Estou há alguns meses olhando a tela do celular que eu uso para escrever. Queria saber por onde começar.

O começo de 2020 foi diferente para mim. Eu tinha expectativas objetivas, não eram acima, não eram abaixo, eram reais e consistentes. Eu saía de casa às 6:30h, retornava às 22:40h, de segunda a sexta por conta dos dois turnos de aula e meio turno de trabalho. Os meus finais de semana ficavam guardados para fazer algum bico de serviço, assistir videoaulas e namorar. Todas essas atividades construíam minha rotina que eu acomodei com muito respeito no meu coração.
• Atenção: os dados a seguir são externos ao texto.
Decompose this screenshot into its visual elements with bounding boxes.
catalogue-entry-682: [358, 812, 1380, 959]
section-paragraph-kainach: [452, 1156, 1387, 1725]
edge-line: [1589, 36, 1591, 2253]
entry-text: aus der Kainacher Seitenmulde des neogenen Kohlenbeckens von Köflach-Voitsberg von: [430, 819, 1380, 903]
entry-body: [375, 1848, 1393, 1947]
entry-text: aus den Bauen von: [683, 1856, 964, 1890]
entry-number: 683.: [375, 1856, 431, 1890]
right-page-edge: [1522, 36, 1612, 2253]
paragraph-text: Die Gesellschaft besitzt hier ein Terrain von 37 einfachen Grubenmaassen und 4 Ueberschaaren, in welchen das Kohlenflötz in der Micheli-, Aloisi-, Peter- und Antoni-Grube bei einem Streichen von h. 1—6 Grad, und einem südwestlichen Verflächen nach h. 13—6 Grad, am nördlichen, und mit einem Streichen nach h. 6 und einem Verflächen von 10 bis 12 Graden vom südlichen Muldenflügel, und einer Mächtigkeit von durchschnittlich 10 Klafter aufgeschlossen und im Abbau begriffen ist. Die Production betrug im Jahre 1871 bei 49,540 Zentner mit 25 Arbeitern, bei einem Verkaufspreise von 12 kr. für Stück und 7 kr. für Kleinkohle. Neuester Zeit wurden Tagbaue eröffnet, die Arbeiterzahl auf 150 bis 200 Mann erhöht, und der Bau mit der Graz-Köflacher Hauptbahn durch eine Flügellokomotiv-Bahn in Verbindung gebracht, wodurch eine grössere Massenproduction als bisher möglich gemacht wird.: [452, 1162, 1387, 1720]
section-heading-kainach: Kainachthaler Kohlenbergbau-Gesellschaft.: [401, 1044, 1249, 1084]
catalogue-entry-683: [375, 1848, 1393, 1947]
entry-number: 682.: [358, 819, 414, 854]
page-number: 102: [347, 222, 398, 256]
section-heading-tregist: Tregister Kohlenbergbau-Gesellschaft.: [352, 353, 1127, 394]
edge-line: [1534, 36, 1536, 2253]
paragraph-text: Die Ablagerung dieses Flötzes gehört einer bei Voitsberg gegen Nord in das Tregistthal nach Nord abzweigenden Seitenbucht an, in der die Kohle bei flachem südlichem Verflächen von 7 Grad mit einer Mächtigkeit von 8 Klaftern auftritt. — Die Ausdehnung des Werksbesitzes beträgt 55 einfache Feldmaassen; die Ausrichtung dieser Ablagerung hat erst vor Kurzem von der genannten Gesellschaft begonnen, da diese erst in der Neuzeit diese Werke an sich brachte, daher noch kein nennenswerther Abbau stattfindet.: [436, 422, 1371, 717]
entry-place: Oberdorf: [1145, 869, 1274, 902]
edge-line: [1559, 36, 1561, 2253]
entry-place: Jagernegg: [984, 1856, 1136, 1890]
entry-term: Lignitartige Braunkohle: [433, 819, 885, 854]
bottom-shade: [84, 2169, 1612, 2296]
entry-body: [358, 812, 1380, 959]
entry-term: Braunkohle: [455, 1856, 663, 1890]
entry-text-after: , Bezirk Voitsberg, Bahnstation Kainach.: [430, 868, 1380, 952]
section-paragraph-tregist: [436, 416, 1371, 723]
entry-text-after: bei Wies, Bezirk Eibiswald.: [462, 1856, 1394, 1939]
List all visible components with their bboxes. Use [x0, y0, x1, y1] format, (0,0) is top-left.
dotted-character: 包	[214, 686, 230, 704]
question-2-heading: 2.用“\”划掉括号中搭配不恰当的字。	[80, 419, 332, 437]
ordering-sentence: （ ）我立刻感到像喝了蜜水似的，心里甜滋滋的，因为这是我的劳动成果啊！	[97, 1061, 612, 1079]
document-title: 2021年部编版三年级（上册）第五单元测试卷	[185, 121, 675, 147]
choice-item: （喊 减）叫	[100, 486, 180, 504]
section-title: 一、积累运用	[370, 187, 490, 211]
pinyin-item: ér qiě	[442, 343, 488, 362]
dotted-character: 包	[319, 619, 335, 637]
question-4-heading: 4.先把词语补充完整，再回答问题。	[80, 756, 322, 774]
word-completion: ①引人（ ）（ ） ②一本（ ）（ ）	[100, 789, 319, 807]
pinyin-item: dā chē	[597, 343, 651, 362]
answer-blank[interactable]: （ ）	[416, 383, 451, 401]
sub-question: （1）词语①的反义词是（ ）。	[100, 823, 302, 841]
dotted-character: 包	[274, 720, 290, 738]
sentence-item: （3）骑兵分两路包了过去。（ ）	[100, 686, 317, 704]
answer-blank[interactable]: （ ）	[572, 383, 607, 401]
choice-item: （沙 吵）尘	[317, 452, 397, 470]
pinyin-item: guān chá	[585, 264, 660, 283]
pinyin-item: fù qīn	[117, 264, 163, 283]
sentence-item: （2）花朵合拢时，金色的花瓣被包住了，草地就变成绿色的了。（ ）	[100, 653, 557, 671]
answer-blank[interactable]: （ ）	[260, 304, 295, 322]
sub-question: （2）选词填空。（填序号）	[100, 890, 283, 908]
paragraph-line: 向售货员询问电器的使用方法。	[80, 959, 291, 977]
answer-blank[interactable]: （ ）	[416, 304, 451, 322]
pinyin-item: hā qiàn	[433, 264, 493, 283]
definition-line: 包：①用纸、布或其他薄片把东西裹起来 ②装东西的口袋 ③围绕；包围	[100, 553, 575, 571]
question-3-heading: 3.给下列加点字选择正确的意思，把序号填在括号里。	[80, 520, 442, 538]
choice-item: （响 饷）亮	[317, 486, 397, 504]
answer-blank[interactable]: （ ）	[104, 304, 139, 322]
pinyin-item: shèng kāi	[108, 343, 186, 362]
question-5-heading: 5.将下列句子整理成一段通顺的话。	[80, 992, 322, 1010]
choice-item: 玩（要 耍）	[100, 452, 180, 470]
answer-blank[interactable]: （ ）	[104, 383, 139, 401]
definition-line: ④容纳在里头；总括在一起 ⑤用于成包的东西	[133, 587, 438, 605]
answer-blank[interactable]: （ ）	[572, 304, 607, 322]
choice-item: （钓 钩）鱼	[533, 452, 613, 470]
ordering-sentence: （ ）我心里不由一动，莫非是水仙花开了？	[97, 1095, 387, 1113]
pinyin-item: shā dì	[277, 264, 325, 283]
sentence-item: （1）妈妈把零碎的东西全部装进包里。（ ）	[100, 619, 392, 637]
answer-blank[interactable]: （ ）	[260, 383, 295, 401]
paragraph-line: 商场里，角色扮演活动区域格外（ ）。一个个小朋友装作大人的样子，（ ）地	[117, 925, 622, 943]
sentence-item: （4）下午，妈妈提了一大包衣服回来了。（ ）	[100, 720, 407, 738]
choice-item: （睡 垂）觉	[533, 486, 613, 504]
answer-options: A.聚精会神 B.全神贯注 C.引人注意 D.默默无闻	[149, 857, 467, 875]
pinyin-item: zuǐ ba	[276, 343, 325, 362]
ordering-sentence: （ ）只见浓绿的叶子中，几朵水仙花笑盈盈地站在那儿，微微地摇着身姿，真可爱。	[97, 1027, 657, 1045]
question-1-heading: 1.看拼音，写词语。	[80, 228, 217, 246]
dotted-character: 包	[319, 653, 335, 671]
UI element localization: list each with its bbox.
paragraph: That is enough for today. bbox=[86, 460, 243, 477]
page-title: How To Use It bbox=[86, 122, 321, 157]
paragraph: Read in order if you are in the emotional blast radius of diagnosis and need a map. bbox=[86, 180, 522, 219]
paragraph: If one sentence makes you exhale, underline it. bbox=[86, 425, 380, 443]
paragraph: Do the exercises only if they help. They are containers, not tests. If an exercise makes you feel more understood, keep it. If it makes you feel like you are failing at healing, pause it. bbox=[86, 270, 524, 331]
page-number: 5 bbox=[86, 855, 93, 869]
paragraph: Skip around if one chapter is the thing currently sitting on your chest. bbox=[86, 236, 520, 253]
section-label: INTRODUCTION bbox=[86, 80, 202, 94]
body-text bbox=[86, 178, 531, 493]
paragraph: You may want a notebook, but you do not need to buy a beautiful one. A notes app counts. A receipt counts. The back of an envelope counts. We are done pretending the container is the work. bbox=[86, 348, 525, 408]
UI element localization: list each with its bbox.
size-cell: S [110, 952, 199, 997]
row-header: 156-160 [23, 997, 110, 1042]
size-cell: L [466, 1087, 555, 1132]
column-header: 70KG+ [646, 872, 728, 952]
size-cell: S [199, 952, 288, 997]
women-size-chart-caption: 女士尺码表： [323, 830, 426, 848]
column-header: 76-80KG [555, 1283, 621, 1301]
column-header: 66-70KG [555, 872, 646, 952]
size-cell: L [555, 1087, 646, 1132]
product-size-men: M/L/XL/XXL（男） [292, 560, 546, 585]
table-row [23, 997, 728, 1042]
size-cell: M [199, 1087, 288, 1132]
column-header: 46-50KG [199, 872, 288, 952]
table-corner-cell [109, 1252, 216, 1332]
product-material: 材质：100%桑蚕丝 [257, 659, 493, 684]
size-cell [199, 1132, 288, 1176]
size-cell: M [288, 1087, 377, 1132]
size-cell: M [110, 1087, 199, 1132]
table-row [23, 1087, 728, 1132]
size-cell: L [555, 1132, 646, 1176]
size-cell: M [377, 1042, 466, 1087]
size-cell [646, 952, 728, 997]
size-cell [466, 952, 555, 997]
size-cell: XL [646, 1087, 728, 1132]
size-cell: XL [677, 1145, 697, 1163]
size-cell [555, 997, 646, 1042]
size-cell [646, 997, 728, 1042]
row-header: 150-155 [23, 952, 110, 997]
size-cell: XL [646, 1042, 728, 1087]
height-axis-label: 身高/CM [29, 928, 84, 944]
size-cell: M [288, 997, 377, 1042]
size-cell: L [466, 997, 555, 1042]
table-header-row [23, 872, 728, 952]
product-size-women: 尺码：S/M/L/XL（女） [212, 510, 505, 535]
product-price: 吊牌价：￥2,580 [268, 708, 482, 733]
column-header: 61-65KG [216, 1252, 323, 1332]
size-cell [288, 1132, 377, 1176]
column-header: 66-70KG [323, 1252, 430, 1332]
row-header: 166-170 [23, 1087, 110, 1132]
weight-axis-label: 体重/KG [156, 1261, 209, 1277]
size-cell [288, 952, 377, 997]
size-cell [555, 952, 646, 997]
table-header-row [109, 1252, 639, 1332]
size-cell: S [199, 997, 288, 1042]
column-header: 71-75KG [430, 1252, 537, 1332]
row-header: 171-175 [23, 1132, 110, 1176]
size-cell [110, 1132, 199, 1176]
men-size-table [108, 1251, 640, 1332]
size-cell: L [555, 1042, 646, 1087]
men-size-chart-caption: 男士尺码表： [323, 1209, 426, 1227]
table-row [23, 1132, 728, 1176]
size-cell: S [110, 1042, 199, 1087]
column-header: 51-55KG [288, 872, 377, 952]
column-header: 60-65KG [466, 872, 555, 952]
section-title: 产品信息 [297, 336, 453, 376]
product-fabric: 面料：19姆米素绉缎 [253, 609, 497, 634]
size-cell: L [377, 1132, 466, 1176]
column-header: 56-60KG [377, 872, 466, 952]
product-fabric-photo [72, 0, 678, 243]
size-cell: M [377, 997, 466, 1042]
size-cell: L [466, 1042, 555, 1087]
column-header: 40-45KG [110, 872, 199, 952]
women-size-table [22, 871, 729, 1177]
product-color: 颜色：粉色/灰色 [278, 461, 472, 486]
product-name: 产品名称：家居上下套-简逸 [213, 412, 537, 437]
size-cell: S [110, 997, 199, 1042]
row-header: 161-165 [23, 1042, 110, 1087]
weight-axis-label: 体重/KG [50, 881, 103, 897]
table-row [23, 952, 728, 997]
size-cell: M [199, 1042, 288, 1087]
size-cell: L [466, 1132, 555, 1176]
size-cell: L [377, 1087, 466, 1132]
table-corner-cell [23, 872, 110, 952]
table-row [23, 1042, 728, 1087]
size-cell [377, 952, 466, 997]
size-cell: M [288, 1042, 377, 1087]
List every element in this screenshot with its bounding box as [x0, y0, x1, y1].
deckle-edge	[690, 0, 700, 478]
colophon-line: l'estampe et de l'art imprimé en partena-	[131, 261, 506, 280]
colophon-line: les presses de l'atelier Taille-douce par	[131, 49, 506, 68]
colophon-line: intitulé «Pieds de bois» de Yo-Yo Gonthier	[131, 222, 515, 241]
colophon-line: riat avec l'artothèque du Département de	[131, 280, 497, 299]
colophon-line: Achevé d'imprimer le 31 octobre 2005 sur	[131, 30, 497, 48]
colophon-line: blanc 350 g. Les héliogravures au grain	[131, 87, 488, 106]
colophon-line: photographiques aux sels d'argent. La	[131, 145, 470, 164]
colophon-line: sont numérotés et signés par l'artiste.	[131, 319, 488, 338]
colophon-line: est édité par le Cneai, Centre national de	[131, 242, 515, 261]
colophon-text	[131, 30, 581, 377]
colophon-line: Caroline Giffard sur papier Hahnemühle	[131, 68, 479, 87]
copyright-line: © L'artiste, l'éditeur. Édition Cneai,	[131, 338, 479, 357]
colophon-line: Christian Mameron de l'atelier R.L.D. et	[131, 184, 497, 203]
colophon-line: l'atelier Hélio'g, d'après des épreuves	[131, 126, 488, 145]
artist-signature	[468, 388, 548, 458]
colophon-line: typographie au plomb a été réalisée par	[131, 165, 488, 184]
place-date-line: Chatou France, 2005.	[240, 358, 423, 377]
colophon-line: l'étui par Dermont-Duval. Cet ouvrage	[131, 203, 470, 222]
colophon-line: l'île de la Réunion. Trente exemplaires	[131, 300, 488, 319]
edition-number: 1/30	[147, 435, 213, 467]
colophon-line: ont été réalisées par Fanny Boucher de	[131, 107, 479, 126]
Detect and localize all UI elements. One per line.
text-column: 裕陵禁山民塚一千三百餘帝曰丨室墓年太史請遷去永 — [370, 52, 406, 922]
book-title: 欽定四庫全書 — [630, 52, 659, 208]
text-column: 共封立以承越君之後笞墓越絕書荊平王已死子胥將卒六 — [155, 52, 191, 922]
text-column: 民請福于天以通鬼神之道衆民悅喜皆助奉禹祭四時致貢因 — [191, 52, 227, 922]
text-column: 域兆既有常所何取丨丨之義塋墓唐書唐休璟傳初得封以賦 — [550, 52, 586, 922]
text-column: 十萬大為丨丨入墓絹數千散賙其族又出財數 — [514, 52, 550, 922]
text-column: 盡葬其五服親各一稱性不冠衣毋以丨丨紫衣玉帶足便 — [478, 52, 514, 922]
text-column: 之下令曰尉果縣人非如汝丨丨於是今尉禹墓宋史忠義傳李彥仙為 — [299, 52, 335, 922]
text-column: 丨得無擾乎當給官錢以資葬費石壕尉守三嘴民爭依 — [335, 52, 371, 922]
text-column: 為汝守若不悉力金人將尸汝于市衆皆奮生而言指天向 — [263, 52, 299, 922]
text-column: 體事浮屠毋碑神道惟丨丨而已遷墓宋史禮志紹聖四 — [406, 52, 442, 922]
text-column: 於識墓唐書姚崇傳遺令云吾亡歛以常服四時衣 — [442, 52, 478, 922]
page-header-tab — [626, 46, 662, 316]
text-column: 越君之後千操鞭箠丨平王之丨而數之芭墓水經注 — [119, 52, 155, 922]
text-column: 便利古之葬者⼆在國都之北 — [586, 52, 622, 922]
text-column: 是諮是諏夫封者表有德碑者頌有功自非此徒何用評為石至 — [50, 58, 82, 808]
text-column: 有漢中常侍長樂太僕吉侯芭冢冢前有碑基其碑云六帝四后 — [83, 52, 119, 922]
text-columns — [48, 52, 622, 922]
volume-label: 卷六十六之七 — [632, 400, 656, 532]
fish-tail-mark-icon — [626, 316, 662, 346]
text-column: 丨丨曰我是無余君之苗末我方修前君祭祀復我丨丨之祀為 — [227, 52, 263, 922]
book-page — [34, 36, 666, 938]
Eu sei que a vida não é fácil para ninguém e meu dia a dia de estudos e trabalho é um privilégio ter. Mas isso tudo foi diferente pra mim porque eu sentia o arranque nos meus passos, na rua, sob o sol forte, indo na direção da minha obrigação, foi diferente porque eu queria ir. Eu sentia minhas vértebras na minha coluna torta e mal acomodada na cadeira serem anestesiadas pela minha vontade de estudar, foi diferente porque eu queria aprender. Eu sentia meus impulsos domados pelo meu próprio e recente auto cuidado, eu fui um corpo machucado, mas eu escolhi viver. Esse ano eu quis viver.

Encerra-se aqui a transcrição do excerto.